DJ FABO E ABBANDONO. Secondo i pm che ne hanno chiesto l’archiviazione, un atto antigiuridico come l’aiuto al suicidio praticato da Marco Cappato nei confronti di Fabiano Antoniani diventa giuridico se realizzato al fine di sancire un diritto: quello alla dignità umana del dj che se avesse sospeso le cure per morire “sarebbe stato costretto a una lenta e non quantificabile agonia”. Chi invoca in questi giorni la morte dignitosa sembra usare come arma la paura che l’uomo ha del dolore e della malattia, mettendo a tacere ogni obiezione, dividendo il dibattito in modo ottusamente manicheo: «Guardi che qui l’unica paura delle persone, e lo dico da medico che prima di occuparsi del Don Orione ha fatto per anni il medico di famiglia, è quella dell’abbandono terapeutico, di essere lasciate sole. Nella mia carriera ho incontrato persone che non erano disposte a farsi operare o seguire determinate terapie, ma nessuno ha mai voluto interrompere la relazione di cura proprio per paura di restare soli col proprio dolore. Umano e reale: su questo le dico che il dolore è oggi controllabile nella quasi totalità dei casi, esiste solo una piccolissima percentuale di pazienti per cui in fase di fine vita si deve ricorrere alla sedazione profonda».

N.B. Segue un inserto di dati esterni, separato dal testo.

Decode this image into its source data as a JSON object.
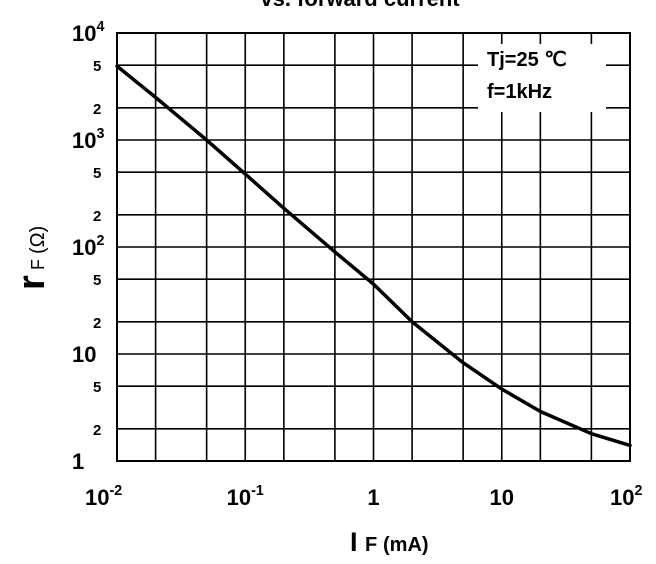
{
  "chart_data": {
    "type": "line",
    "title": "vs. forward current",
    "x_scale": "log",
    "y_scale": "log",
    "xlim": [
      0.01,
      100
    ],
    "ylim": [
      1,
      10000
    ],
    "grid": true,
    "xlabel": {
      "symbol": "I",
      "sub": "F",
      "unit": "(mA)"
    },
    "ylabel": {
      "symbol": "r",
      "sub": "F",
      "unit": "(Ω)"
    },
    "x_ticks": [
      {
        "value": 0.01,
        "base": "10",
        "exp": "-2"
      },
      {
        "value": 0.1,
        "base": "10",
        "exp": "-1"
      },
      {
        "value": 1,
        "base": "1",
        "exp": ""
      },
      {
        "value": 10,
        "base": "10",
        "exp": ""
      },
      {
        "value": 100,
        "base": "10",
        "exp": "2"
      }
    ],
    "y_major_ticks": [
      {
        "value": 10000,
        "base": "10",
        "exp": "4"
      },
      {
        "value": 1000,
        "base": "10",
        "exp": "3"
      },
      {
        "value": 100,
        "base": "10",
        "exp": "2"
      },
      {
        "value": 10,
        "base": "10",
        "exp": ""
      },
      {
        "value": 1,
        "base": "1",
        "exp": ""
      }
    ],
    "y_minor_labels": [
      {
        "value": 5000,
        "label": "5"
      },
      {
        "value": 2000,
        "label": "2"
      },
      {
        "value": 500,
        "label": "5"
      },
      {
        "value": 200,
        "label": "2"
      },
      {
        "value": 50,
        "label": "5"
      },
      {
        "value": 20,
        "label": "2"
      },
      {
        "value": 5,
        "label": "5"
      },
      {
        "value": 2,
        "label": "2"
      }
    ],
    "annotations": [
      "Tj=25  ℃",
      "f=1kHz"
    ],
    "series": [
      {
        "x": [
          0.01,
          0.02,
          0.05,
          0.1,
          0.2,
          0.5,
          1,
          2,
          5,
          10,
          20,
          50,
          100
        ],
        "y": [
          4900,
          2500,
          1000,
          480,
          230,
          90,
          45,
          20,
          8.3,
          4.7,
          2.9,
          1.8,
          1.4
        ]
      }
    ]
  }
}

NON C’È ANESTETICO ALLA VITA. Esistono, spiega il medico, le cure palliative, centinaia di farmaci, dagli antidolorifici semplici ai cannabinoidi, assolutamente efficaci, «chi cavalca la paura collettiva di “atroci sofferenze” non è mai entrato in un hospice, o c’è entrato e mente sapendo di mentire». Guizzetti usa la medicina del dolore costantemente, «Veronesi sosteneva che gli stati vegetativi, a causa delle gravi lesioni alla corteccia cerebrale, non potessero sentire dolore. Non è così, qui si patisce come i “sani” la colica renale, il dolore articolare. Si soffre e si supera, non c’è anestetico alla vita. Ma non chiamatela agonia. Le parole hanno un peso: inoculare una sostanza che causa la morte o sospendere ciò che ti tiene in vita invece come lo chiamiamo?».

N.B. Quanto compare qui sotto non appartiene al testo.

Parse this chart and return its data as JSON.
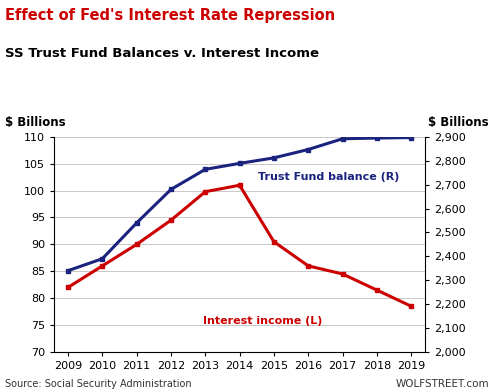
{
  "title1": "Effect of Fed's Interest Rate Repression",
  "title2": "SS Trust Fund Balances v. Interest Income",
  "title1_color": "#cc0000",
  "title2_color": "#000000",
  "ylabel_left": "$ Billions",
  "ylabel_right": "$ Billions",
  "source_left": "Source: Social Security Administration",
  "source_right": "WOLFSTREET.com",
  "years": [
    2009,
    2010,
    2011,
    2012,
    2013,
    2014,
    2015,
    2016,
    2017,
    2018,
    2019
  ],
  "interest_income": [
    82,
    86,
    90,
    94.5,
    99.8,
    101,
    90.5,
    86,
    84.5,
    81.5,
    78.5
  ],
  "trust_fund_right": [
    2340,
    2390,
    2540,
    2680,
    2764,
    2789,
    2812,
    2847,
    2892,
    2895,
    2897
  ],
  "left_ylim": [
    70,
    110
  ],
  "left_yticks": [
    70,
    75,
    80,
    85,
    90,
    95,
    100,
    105,
    110
  ],
  "right_ylim": [
    2000,
    2900
  ],
  "right_yticks": [
    2000,
    2100,
    2200,
    2300,
    2400,
    2500,
    2600,
    2700,
    2800,
    2900
  ],
  "interest_color": "#cc0000",
  "trust_color": "#1a237e",
  "interest_label": "Interest income (L)",
  "trust_label": "Trust Fund balance (R)",
  "bg_color": "#ffffff",
  "grid_color": "#c8c8c8"
}
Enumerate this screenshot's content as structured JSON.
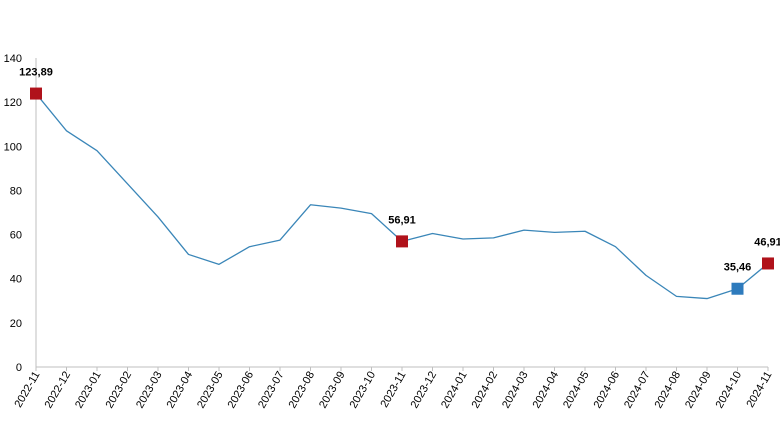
{
  "chart_data": {
    "type": "line",
    "title": "",
    "xlabel": "",
    "ylabel": "",
    "ylim": [
      0,
      140
    ],
    "yticks": [
      0,
      20,
      40,
      60,
      80,
      100,
      120,
      140
    ],
    "grid": false,
    "legend": "none",
    "x": [
      "2022-11",
      "2022-12",
      "2023-01",
      "2023-02",
      "2023-03",
      "2023-04",
      "2023-05",
      "2023-06",
      "2023-07",
      "2023-08",
      "2023-09",
      "2023-10",
      "2023-11",
      "2023-12",
      "2024-01",
      "2024-02",
      "2024-03",
      "2024-04",
      "2024-05",
      "2024-06",
      "2024-07",
      "2024-08",
      "2024-09",
      "2024-10",
      "2024-11"
    ],
    "series": [
      {
        "values": [
          123.89,
          107,
          98,
          83,
          68,
          51,
          46.5,
          54.5,
          57.5,
          73.5,
          72,
          69.5,
          56.91,
          60.5,
          58,
          58.5,
          62,
          61,
          61.5,
          54.5,
          41.5,
          32,
          31,
          35.46,
          46.91
        ],
        "color": "#3a86b8"
      }
    ],
    "highlights": [
      {
        "index": 0,
        "label": "123,89",
        "color": "#b0121b"
      },
      {
        "index": 12,
        "label": "56,91",
        "color": "#b0121b"
      },
      {
        "index": 23,
        "label": "35,46",
        "color": "#2e7bbd"
      },
      {
        "index": 24,
        "label": "46,91",
        "color": "#b0121b"
      }
    ],
    "axis_color": "#bfbfbf"
  }
}
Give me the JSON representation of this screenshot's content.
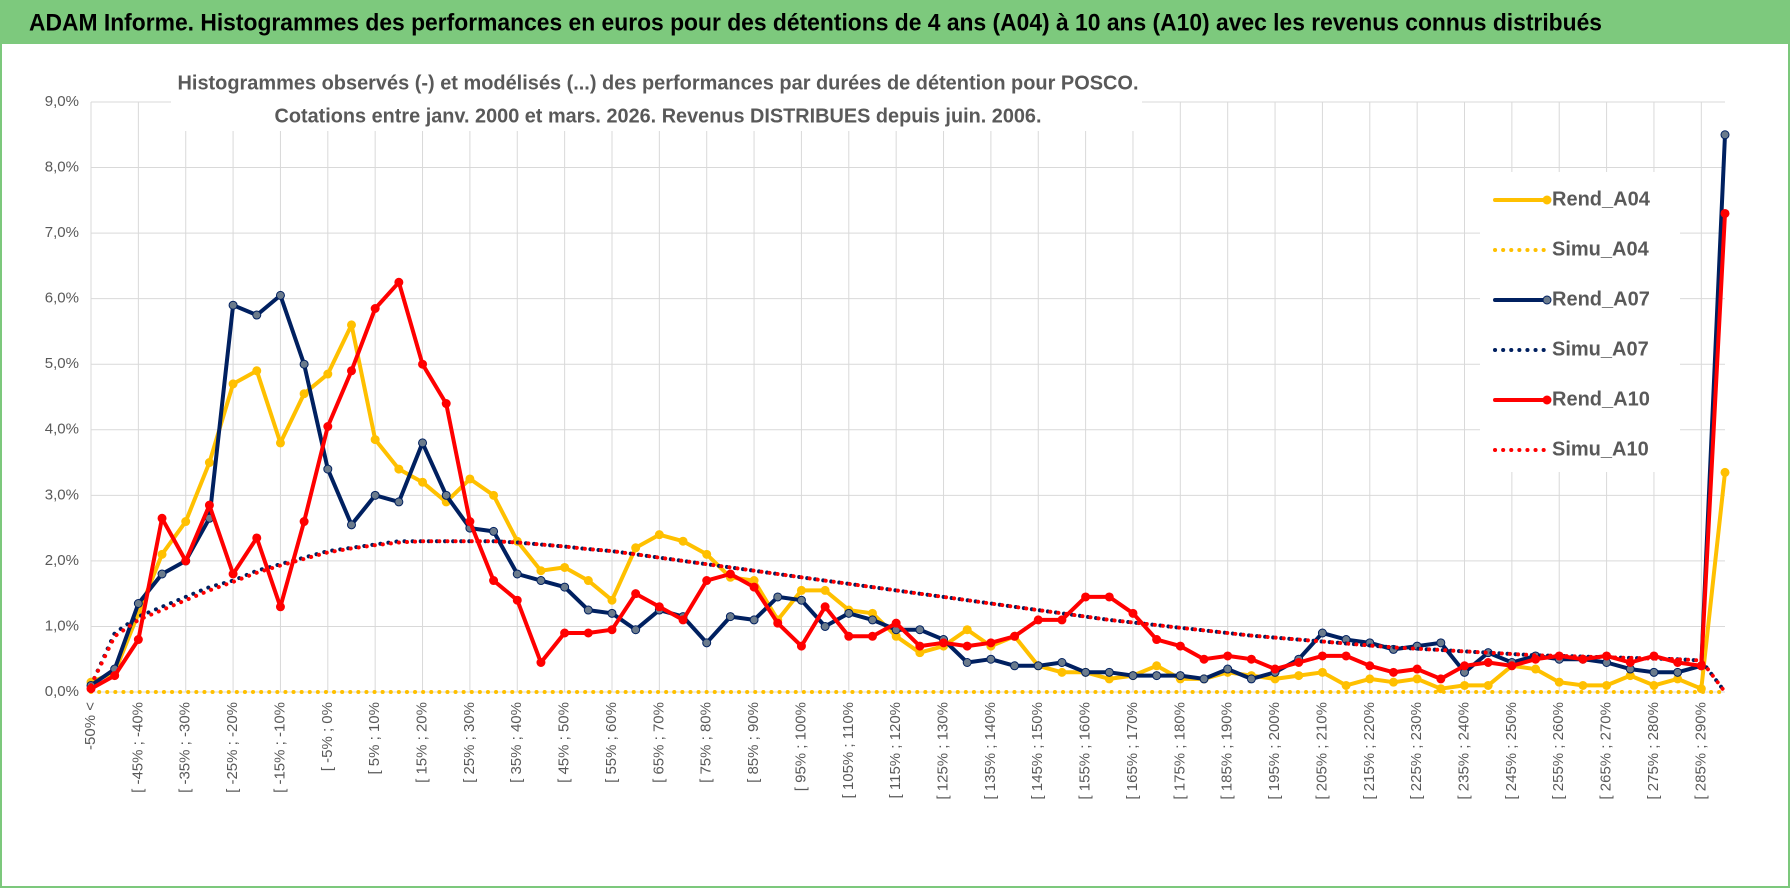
{
  "header": {
    "title": "ADAM Informe. Histogrammes des performances en euros pour des détentions de 4 ans (A04) à 10 ans (A10) avec les revenus connus distribués"
  },
  "chart_data": {
    "type": "line",
    "title": "Histogrammes observés (-) et modélisés (...) des performances par durées de détention pour POSCO.",
    "subtitle": "Cotations entre janv. 2000 et mars. 2026.  Revenus DISTRIBUES depuis juin. 2006.",
    "categories": [
      "-50% <",
      null,
      "[ -45% ; -40%",
      null,
      "[ -35% ; -30%",
      null,
      "[ -25% ; -20%",
      null,
      "[ -15% ; -10%",
      null,
      "[ -5% ; 0%",
      null,
      "[ 5% ; 10%",
      null,
      "[ 15% ; 20%",
      null,
      "[ 25% ; 30%",
      null,
      "[ 35% ; 40%",
      null,
      "[ 45% ; 50%",
      null,
      "[ 55% ; 60%",
      null,
      "[ 65% ; 70%",
      null,
      "[ 75% ; 80%",
      null,
      "[ 85% ; 90%",
      null,
      "[ 95% ; 100%",
      null,
      "[ 105% ; 110%",
      null,
      "[ 115% ; 120%",
      null,
      "[ 125% ; 130%",
      null,
      "[ 135% ; 140%",
      null,
      "[ 145% ; 150%",
      null,
      "[ 155% ; 160%",
      null,
      "[ 165% ; 170%",
      null,
      "[ 175% ; 180%",
      null,
      "[ 185% ; 190%",
      null,
      "[ 195% ; 200%",
      null,
      "[ 205% ; 210%",
      null,
      "[ 215% ; 220%",
      null,
      "[ 225% ; 230%",
      null,
      "[ 235% ; 240%",
      null,
      "[ 245% ; 250%",
      null,
      "[ 255% ; 260%",
      null,
      "[ 265% ; 270%",
      null,
      "[ 275% ; 280%",
      null,
      "[ 285% ; 290%",
      null
    ],
    "series": [
      {
        "name": "Rend_A04",
        "color": "#ffc000",
        "line_style": "solid",
        "values": [
          0.15,
          0.3,
          1.2,
          2.1,
          2.6,
          3.5,
          4.7,
          4.9,
          3.8,
          4.55,
          4.85,
          5.6,
          3.85,
          3.4,
          3.2,
          2.9,
          3.25,
          3.0,
          2.3,
          1.85,
          1.9,
          1.7,
          1.4,
          2.2,
          2.4,
          2.3,
          2.1,
          1.75,
          1.7,
          1.1,
          1.55,
          1.55,
          1.25,
          1.2,
          0.85,
          0.6,
          0.7,
          0.95,
          0.7,
          0.85,
          0.4,
          0.3,
          0.3,
          0.2,
          0.25,
          0.4,
          0.2,
          0.2,
          0.3,
          0.25,
          0.2,
          0.25,
          0.3,
          0.1,
          0.2,
          0.15,
          0.2,
          0.05,
          0.1,
          0.1,
          0.4,
          0.35,
          0.15,
          0.1,
          0.1,
          0.25,
          0.1,
          0.2,
          0.05,
          3.35
        ]
      },
      {
        "name": "Simu_A04",
        "color": "#ffc000",
        "line_style": "dotted",
        "values": [
          0,
          0,
          0,
          0,
          0,
          0,
          0,
          0,
          0,
          0,
          0,
          0,
          0,
          0,
          0,
          0,
          0,
          0,
          0,
          0,
          0,
          0,
          0,
          0,
          0,
          0,
          0,
          0,
          0,
          0,
          0,
          0,
          0,
          0,
          0,
          0,
          0,
          0,
          0,
          0,
          0,
          0,
          0,
          0,
          0,
          0,
          0,
          0,
          0,
          0,
          0,
          0,
          0,
          0,
          0,
          0,
          0,
          0,
          0,
          0,
          0,
          0,
          0,
          0,
          0,
          0,
          0,
          0,
          0,
          0
        ]
      },
      {
        "name": "Rend_A07",
        "color": "#002060",
        "line_style": "solid",
        "values": [
          0.1,
          0.35,
          1.35,
          1.8,
          2.0,
          2.65,
          5.9,
          5.75,
          6.05,
          5.0,
          3.4,
          2.55,
          3.0,
          2.9,
          3.8,
          3.0,
          2.5,
          2.45,
          1.8,
          1.7,
          1.6,
          1.25,
          1.2,
          0.95,
          1.25,
          1.15,
          0.75,
          1.15,
          1.1,
          1.45,
          1.4,
          1.0,
          1.2,
          1.1,
          0.95,
          0.95,
          0.8,
          0.45,
          0.5,
          0.4,
          0.4,
          0.45,
          0.3,
          0.3,
          0.25,
          0.25,
          0.25,
          0.2,
          0.35,
          0.2,
          0.3,
          0.5,
          0.9,
          0.8,
          0.75,
          0.65,
          0.7,
          0.75,
          0.3,
          0.6,
          0.45,
          0.55,
          0.5,
          0.5,
          0.45,
          0.35,
          0.3,
          0.3,
          0.4,
          8.5
        ]
      },
      {
        "name": "Simu_A07",
        "color": "#002060",
        "line_style": "dotted",
        "values": [
          0.1,
          0.9,
          1.15,
          1.3,
          1.45,
          1.6,
          1.7,
          1.85,
          1.95,
          2.05,
          2.15,
          2.2,
          2.25,
          2.3,
          2.3,
          2.3,
          2.3,
          2.3,
          2.28,
          2.25,
          2.22,
          2.18,
          2.15,
          2.1,
          2.05,
          2.0,
          1.95,
          1.9,
          1.85,
          1.8,
          1.75,
          1.7,
          1.65,
          1.6,
          1.55,
          1.5,
          1.45,
          1.4,
          1.35,
          1.3,
          1.25,
          1.2,
          1.15,
          1.1,
          1.06,
          1.02,
          0.98,
          0.94,
          0.9,
          0.86,
          0.83,
          0.8,
          0.77,
          0.74,
          0.71,
          0.68,
          0.66,
          0.64,
          0.62,
          0.6,
          0.58,
          0.56,
          0.55,
          0.54,
          0.53,
          0.52,
          0.51,
          0.5,
          0.48,
          0
        ]
      },
      {
        "name": "Rend_A10",
        "color": "#ff0000",
        "line_style": "solid",
        "values": [
          0.05,
          0.25,
          0.8,
          2.65,
          2.0,
          2.85,
          1.8,
          2.35,
          1.3,
          2.6,
          4.05,
          4.9,
          5.85,
          6.25,
          5.0,
          4.4,
          2.6,
          1.7,
          1.4,
          0.45,
          0.9,
          0.9,
          0.95,
          1.5,
          1.3,
          1.1,
          1.7,
          1.8,
          1.6,
          1.05,
          0.7,
          1.3,
          0.85,
          0.85,
          1.05,
          0.7,
          0.75,
          0.7,
          0.75,
          0.85,
          1.1,
          1.1,
          1.45,
          1.45,
          1.2,
          0.8,
          0.7,
          0.5,
          0.55,
          0.5,
          0.35,
          0.45,
          0.55,
          0.55,
          0.4,
          0.3,
          0.35,
          0.2,
          0.4,
          0.45,
          0.4,
          0.5,
          0.55,
          0.5,
          0.55,
          0.45,
          0.55,
          0.45,
          0.4,
          7.3
        ]
      },
      {
        "name": "Simu_A10",
        "color": "#ff0000",
        "line_style": "dotted",
        "values": [
          0.1,
          0.85,
          1.1,
          1.25,
          1.4,
          1.55,
          1.68,
          1.82,
          1.93,
          2.03,
          2.13,
          2.19,
          2.24,
          2.28,
          2.3,
          2.3,
          2.3,
          2.3,
          2.28,
          2.25,
          2.22,
          2.18,
          2.15,
          2.1,
          2.05,
          2.0,
          1.95,
          1.9,
          1.85,
          1.8,
          1.75,
          1.7,
          1.65,
          1.6,
          1.55,
          1.5,
          1.45,
          1.4,
          1.35,
          1.3,
          1.25,
          1.2,
          1.15,
          1.1,
          1.06,
          1.02,
          0.98,
          0.94,
          0.9,
          0.86,
          0.83,
          0.8,
          0.77,
          0.74,
          0.71,
          0.68,
          0.66,
          0.64,
          0.62,
          0.6,
          0.58,
          0.56,
          0.55,
          0.54,
          0.53,
          0.52,
          0.51,
          0.5,
          0.48,
          0
        ]
      }
    ],
    "ylim": [
      0,
      9
    ],
    "yticks": [
      {
        "value": 0,
        "label": "0,0%"
      },
      {
        "value": 1,
        "label": "1,0%"
      },
      {
        "value": 2,
        "label": "2,0%"
      },
      {
        "value": 3,
        "label": "3,0%"
      },
      {
        "value": 4,
        "label": "4,0%"
      },
      {
        "value": 5,
        "label": "5,0%"
      },
      {
        "value": 6,
        "label": "6,0%"
      },
      {
        "value": 7,
        "label": "7,0%"
      },
      {
        "value": 8,
        "label": "8,0%"
      },
      {
        "value": 9,
        "label": "9,0%"
      }
    ],
    "grid": true,
    "legend": "right"
  }
}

«DITEGLI CHE SONO FELICE». Nel 2011 al Don Orione, proprio mentre era in corso alla Camera il dibattito sul testamento biologico, Lucia, uno “stato vegetativo irreversibile”, rompeva il silenzio di anni con un messaggio per il marito: «Ditegli che sono felice». È accaduto come evento non previsto dopo una iniezione nella colonna vertebrale di un farmaco utilizzato per combattere la spasticità. Poi Lucia ha imparato a comunicare e a giocare con un computer. E come lei Domenico e Mauro che tramite sensori posizionati sulla teca cranica riescono a eseguire ordini semplici su comando o a muovere una racchetta da ping pong sullo schermo del computer.

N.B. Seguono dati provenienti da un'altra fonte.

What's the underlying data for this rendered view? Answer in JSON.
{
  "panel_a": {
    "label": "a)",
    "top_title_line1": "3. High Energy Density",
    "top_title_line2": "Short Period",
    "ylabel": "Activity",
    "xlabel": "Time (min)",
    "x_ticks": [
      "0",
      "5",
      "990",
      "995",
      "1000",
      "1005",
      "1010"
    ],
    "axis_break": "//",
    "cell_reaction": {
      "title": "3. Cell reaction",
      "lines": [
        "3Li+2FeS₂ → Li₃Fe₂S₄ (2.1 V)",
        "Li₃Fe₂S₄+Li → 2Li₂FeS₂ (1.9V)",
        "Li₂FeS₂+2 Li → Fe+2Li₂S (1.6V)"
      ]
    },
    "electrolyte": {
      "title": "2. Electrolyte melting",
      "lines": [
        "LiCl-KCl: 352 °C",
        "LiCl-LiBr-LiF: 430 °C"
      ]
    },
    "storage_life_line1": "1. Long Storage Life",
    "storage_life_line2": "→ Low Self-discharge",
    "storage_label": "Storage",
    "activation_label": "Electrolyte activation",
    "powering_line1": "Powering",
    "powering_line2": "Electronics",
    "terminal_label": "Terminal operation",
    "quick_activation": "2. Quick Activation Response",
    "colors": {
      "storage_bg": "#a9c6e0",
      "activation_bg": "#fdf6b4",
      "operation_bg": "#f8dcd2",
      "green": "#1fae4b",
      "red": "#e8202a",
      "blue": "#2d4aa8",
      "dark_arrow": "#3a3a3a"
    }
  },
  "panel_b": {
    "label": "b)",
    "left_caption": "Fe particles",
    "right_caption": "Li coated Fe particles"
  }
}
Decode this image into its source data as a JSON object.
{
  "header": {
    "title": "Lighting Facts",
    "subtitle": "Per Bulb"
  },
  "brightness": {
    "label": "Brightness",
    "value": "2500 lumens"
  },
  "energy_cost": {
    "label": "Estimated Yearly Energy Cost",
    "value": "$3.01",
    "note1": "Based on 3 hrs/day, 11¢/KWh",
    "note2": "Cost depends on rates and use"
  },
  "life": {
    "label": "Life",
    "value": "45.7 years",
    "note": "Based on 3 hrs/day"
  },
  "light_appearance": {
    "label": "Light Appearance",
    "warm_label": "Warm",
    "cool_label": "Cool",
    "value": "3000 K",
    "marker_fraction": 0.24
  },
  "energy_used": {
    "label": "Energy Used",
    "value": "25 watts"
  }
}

GESTI TERAPEUTICI. Chi parla di dolce morte per le persone in stato vegetativo probabilmente non le ha mai viste, non ha mai visto la relazione che ancora si può costruire con loro, non ha mai visto come sia possibile prendersene cura per garantire loro il miglior confort possibile. «La nostra è la storia di una presa in carico molto semplice, a basso contenuto tecnologico, ma ad elevato impegno umano ed assistenziale, che sa di non poter guarire – non siamo degli ingenui -, ma che sa prendersi cura sempre, senza mai cadere nell’accanimento o nell’abbandono diagnostico o terapeutico. Una cura che cerca di costruire una relazione – è sempre possibile una relazione -, di dare risposta alle loro concrete quotidiane esigenze fisiche, che sono le nostre stesse quotidiane e concrete esigenze fisiche, di trattare le patologie intercorrenti, di prevenire le complicanze legate all’immobilità, di dare sollievo al dolore quando presente. Sono gesti semplici lavare, vestire, posizionare su una carrozzina, alimentare, ma che, se fatti nel contesto di forte relazionalità, possono favorire, anche dopo tanto tempo, il riacquisto di una capacità di interazione con le persone e con l’ambiente. Gesti di cura che possono diventare terapeutici».